Mais, pour revenir à l'image du héros Maui, en tant que représentant
figuratif de la maîtrise du temps et de l'espace, c'est grâce au
pouvoir de sa généalogie qu'il détient qu'il peut se permettre
transgression et espièglerie. C'est parce qu'il a acquis le pouvoir
de remonter au vent, de braver le ciel et de revenir conquérant de
nouvelle terre vierge en suivant le chemin des étoiles qu'il
parvient à se faire un nom et à donner naissance à une nouvelle
généalogie.
L'hameçon de Maui (Te Matau o Maui), dans la constellation dite du
Scorpion, qui permit de tirer les îles de l'océan, n'est-elle pas
l'hameçon métaphorique qui, grâce à ses étoiles, guide les
navigateurs dans leur périple ?
Maui nous conduit à la contemplation du ciel comme reflet de
l'océan.
Ce
qui est le plus caractéristique des étoiles polynésiennes c'est bien
la nature de leur identification, car la plupart des étoiles ou des
constellations regroupant plusieurs étoiles sont identifiées aux
outils de pêche et de navigation (filet, hameçon, pirogue), aux
poissons (le motif le plus fréquent est le requin auquel la Voie
lactée est identifiée) ou aux oiseaux. Les légendes polynésiennes
parlent de la transformation de Tangaroa en pirogue, de la déesse
lunaire qui monta au ciel en pirogue. Presque tous les Polynésiens
reconnaissent une Grande Pirogue dans le ciel quelque part près des
Pléiades. Hameçon magique pourvoyeur d'îles (Te Matau o Maui, à
Tahiti), Oiseau signe avant-coureur d'un terre émergée (Manu, en
Micronésie), Cerf-volant symbole de la concorde des dieux (la
fameuse légende des Pipirima, à Tahiti), Requin emblème génésique
par excellence (Mako roa, à Rarotonga)... sont autant de " signes "

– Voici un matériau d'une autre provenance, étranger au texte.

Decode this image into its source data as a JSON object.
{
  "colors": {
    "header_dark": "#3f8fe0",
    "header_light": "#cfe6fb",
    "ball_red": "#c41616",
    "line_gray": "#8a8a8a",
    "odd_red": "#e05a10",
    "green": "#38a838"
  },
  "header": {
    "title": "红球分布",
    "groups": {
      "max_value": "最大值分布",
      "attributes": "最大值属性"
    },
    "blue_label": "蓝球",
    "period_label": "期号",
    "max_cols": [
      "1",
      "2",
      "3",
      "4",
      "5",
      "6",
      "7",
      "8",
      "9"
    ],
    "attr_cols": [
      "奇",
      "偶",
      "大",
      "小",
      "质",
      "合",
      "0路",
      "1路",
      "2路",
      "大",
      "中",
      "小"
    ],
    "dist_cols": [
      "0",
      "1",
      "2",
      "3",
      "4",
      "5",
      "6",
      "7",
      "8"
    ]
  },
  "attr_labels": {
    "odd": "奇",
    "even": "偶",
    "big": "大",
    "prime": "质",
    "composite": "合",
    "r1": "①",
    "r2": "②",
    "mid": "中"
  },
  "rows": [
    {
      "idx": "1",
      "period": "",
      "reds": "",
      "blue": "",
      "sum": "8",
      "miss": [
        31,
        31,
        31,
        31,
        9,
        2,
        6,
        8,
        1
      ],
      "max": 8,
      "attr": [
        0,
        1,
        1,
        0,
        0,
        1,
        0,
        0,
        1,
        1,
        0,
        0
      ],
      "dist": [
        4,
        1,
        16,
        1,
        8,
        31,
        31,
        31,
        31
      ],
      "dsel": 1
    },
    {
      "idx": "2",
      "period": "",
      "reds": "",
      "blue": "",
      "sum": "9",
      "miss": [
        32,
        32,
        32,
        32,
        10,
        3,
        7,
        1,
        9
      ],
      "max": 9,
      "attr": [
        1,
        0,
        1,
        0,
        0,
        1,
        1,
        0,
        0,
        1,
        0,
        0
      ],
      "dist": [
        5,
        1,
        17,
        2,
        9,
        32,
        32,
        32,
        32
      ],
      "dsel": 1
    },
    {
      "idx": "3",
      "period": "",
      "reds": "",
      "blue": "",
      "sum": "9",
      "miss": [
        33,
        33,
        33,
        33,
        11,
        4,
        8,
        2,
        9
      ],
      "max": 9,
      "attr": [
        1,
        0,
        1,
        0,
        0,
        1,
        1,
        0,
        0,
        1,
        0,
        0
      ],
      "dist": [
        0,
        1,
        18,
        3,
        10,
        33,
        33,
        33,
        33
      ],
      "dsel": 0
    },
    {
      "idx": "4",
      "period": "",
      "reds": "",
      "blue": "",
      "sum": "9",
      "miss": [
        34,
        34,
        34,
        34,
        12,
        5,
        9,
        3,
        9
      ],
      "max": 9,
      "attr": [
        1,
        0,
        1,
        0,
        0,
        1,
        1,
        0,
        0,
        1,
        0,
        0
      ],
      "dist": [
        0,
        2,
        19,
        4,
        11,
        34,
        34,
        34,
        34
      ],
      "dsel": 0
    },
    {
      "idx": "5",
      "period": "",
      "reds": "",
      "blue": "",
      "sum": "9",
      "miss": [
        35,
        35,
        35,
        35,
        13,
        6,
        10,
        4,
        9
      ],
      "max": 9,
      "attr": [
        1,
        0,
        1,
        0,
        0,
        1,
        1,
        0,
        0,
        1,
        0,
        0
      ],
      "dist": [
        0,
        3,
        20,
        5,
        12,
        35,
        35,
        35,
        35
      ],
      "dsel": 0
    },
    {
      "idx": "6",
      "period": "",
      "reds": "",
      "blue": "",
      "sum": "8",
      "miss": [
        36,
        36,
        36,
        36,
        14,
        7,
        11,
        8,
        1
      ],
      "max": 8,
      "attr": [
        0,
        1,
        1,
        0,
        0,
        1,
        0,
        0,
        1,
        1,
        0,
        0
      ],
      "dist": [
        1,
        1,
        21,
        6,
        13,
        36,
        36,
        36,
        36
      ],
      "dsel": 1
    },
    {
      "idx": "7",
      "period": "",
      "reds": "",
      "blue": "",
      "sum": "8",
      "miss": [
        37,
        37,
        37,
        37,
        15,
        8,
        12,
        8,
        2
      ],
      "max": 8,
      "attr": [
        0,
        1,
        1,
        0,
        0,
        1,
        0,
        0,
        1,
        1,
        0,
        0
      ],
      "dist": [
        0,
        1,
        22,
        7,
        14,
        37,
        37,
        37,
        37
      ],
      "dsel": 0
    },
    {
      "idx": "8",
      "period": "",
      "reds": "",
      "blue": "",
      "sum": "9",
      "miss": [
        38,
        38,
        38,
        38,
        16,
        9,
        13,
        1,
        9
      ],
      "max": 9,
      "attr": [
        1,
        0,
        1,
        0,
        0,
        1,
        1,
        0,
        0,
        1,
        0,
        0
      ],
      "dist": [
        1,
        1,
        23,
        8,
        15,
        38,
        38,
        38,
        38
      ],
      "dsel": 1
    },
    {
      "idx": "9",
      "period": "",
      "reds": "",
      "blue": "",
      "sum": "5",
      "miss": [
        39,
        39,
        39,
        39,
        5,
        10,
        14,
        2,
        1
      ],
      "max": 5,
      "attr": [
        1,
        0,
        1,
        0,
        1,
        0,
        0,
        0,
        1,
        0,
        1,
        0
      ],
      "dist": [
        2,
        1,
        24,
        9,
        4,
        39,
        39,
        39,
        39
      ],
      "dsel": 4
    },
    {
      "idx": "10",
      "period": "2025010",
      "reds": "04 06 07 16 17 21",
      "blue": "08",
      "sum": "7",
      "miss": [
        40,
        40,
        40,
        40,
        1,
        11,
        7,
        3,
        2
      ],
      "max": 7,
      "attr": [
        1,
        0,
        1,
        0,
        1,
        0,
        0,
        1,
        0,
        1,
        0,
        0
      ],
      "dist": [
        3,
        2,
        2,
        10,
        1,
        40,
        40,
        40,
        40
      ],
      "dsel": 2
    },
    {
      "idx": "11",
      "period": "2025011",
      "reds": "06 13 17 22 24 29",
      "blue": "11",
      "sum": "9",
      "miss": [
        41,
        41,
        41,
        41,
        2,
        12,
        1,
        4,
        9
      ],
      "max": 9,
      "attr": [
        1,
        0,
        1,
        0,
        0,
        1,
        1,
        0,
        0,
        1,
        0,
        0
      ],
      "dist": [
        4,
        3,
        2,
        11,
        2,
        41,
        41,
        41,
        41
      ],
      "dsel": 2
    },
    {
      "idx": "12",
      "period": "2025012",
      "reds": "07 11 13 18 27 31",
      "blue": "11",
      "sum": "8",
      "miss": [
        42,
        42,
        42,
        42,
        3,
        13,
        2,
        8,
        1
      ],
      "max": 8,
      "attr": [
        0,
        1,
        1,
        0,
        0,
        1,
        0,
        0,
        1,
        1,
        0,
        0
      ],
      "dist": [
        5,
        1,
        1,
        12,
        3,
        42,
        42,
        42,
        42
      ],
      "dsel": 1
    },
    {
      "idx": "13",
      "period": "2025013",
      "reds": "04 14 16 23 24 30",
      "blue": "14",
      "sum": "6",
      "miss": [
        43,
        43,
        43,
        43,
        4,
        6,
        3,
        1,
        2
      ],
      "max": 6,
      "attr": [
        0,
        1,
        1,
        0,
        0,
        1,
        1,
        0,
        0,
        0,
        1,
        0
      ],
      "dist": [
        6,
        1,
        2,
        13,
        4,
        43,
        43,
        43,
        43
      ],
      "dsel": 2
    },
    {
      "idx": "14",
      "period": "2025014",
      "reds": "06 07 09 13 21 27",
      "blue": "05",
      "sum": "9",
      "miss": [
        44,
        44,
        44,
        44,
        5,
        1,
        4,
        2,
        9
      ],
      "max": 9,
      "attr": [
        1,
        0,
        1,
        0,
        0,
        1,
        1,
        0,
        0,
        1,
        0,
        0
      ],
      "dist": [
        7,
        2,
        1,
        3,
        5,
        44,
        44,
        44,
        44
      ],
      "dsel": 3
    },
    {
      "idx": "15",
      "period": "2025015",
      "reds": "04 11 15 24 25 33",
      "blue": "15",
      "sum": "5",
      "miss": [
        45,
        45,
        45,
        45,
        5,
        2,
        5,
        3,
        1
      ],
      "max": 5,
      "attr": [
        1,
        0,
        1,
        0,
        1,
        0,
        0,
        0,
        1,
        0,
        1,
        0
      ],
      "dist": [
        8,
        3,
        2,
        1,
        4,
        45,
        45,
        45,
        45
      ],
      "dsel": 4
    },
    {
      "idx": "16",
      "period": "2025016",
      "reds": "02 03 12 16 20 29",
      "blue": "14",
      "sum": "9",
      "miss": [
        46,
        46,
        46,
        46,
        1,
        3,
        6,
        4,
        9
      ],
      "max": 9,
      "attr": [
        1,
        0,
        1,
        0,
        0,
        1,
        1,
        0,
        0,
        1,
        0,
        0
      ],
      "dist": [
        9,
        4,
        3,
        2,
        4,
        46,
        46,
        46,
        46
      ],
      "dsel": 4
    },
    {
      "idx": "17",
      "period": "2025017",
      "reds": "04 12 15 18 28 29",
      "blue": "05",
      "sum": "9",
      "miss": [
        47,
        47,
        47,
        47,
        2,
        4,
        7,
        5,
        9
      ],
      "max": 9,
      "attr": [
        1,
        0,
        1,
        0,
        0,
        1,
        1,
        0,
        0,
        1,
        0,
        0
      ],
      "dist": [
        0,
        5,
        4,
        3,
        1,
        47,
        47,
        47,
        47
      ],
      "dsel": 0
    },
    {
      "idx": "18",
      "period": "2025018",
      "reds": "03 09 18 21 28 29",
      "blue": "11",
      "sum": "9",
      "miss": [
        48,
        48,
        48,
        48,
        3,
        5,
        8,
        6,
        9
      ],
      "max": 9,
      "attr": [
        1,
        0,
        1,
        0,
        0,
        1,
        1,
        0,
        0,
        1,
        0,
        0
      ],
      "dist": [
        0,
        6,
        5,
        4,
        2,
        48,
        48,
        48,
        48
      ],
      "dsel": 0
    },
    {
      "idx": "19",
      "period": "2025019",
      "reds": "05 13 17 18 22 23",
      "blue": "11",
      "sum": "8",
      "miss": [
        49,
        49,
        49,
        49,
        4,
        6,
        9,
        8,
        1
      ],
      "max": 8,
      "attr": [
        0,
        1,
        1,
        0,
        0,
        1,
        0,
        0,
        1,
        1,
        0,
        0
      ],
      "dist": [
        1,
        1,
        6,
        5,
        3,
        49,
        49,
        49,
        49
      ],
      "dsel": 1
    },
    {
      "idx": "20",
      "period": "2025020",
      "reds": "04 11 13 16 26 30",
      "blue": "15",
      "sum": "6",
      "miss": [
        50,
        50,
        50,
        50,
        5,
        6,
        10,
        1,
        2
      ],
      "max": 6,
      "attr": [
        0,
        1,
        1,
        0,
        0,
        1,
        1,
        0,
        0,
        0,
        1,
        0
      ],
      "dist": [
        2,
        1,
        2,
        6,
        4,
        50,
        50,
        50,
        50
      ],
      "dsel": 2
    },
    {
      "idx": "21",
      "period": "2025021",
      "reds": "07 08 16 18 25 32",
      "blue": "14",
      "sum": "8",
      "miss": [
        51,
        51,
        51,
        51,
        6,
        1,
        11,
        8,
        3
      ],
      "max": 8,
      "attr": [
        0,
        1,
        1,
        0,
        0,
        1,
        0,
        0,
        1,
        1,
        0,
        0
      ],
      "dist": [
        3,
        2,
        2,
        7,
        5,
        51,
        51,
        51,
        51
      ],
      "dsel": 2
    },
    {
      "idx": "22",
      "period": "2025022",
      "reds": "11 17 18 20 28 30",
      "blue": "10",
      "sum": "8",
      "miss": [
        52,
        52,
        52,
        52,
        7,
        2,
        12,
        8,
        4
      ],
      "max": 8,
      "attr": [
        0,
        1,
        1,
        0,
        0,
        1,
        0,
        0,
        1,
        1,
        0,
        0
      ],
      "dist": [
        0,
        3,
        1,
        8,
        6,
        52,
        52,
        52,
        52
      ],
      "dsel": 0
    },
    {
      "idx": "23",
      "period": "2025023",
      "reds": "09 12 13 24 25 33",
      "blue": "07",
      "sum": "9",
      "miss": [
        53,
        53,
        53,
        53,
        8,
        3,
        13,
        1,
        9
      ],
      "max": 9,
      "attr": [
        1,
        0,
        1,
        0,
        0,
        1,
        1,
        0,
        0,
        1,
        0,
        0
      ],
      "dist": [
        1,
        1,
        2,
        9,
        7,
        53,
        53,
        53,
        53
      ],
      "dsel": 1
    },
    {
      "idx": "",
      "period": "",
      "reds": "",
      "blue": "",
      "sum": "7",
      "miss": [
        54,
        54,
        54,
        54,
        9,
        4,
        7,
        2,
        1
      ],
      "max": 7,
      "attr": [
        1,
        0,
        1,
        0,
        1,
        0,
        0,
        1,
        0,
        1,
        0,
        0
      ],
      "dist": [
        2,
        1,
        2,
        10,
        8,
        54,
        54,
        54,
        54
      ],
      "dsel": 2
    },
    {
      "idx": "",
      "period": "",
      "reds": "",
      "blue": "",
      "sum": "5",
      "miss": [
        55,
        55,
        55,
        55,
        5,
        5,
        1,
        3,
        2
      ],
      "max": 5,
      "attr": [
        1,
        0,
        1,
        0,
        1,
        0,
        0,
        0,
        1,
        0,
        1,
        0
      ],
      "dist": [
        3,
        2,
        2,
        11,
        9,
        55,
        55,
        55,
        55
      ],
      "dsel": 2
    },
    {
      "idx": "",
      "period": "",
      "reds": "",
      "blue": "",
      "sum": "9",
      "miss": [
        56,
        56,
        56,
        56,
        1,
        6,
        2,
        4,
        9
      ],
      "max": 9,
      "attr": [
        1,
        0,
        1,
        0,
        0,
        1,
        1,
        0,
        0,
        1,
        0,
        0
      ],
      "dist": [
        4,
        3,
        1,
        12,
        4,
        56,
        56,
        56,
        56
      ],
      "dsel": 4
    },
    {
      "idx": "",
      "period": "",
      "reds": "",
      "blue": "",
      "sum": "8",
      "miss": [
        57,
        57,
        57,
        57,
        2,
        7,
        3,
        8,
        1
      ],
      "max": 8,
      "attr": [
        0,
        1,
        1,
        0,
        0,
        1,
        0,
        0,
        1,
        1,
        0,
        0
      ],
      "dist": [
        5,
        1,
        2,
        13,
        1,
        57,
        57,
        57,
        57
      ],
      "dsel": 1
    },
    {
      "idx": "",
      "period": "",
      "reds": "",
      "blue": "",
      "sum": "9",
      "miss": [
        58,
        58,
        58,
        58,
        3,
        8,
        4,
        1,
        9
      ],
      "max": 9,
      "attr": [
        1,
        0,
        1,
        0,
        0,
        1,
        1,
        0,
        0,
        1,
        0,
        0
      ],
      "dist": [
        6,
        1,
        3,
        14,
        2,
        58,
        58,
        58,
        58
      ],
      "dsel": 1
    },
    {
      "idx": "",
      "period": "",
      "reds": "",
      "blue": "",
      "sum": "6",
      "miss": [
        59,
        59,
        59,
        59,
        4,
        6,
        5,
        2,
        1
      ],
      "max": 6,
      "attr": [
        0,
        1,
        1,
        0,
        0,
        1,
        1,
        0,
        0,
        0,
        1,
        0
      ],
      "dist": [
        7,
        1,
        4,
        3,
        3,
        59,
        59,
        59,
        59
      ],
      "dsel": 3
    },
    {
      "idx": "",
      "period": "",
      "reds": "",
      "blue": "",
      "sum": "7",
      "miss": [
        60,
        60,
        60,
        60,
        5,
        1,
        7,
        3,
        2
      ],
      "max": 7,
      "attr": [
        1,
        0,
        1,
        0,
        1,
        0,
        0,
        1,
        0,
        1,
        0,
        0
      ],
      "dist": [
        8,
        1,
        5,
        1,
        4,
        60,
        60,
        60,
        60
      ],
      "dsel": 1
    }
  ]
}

qui font la jonction du Ciel et de la Terre, fonction essentielle de
l'imaginaire astronomique des Polynésiens qui découvrirent et
peuplèrent les dernières terres vierges du Pacifique. En tant
qu'enjeu du pouvoir et des rivalités généalogiques, le ciel
participait de la mise en place de " symboles " évocateurs,
c'est-à-dire de relations culturelles inconscientes ou, en d'autres
termes, de structures relevant donc d'un langage spécifique. Il
semble bien que l'océan ait été pris comme langage, à travers les
différentes langues polynésiennes qui s'y réfèrent, pour donner au
ciel un rôle de miroir réfléchissant.
L'hameçon magique du pouvoir généalogique de Maui, l'attrapeur de la
lumière solaire, se reflète dans le ciel sous la forme de la
constellation Te Matau o Maui dont Antarès (Ana mua) est le cœur et
l'étoile la plus brillante. La relation de l'étoile à la prêtrise de
Maui est clairement établit dans les textes du Tahiti aux temps
anciens (" Le soleil se lèvait lorsque Maui partit en voyage pour
visiter tous les pays et y établir la prêtrise… C'était la période
d'Antarès " - Ana mua) . Antarès le premier des piliers du ciel (te
poupou o te ra'i) de la cosmologie tahitienne semble fonctionner de
paire avec Aldebaran (Ana muri). A Tahiti et sous les latitudes de
la Société, Antarès se couche pratiquement là où le Soleil se couche
au solstice d'été (décembre) et ceci pratiquement à 180° du lever d'Aldebaran.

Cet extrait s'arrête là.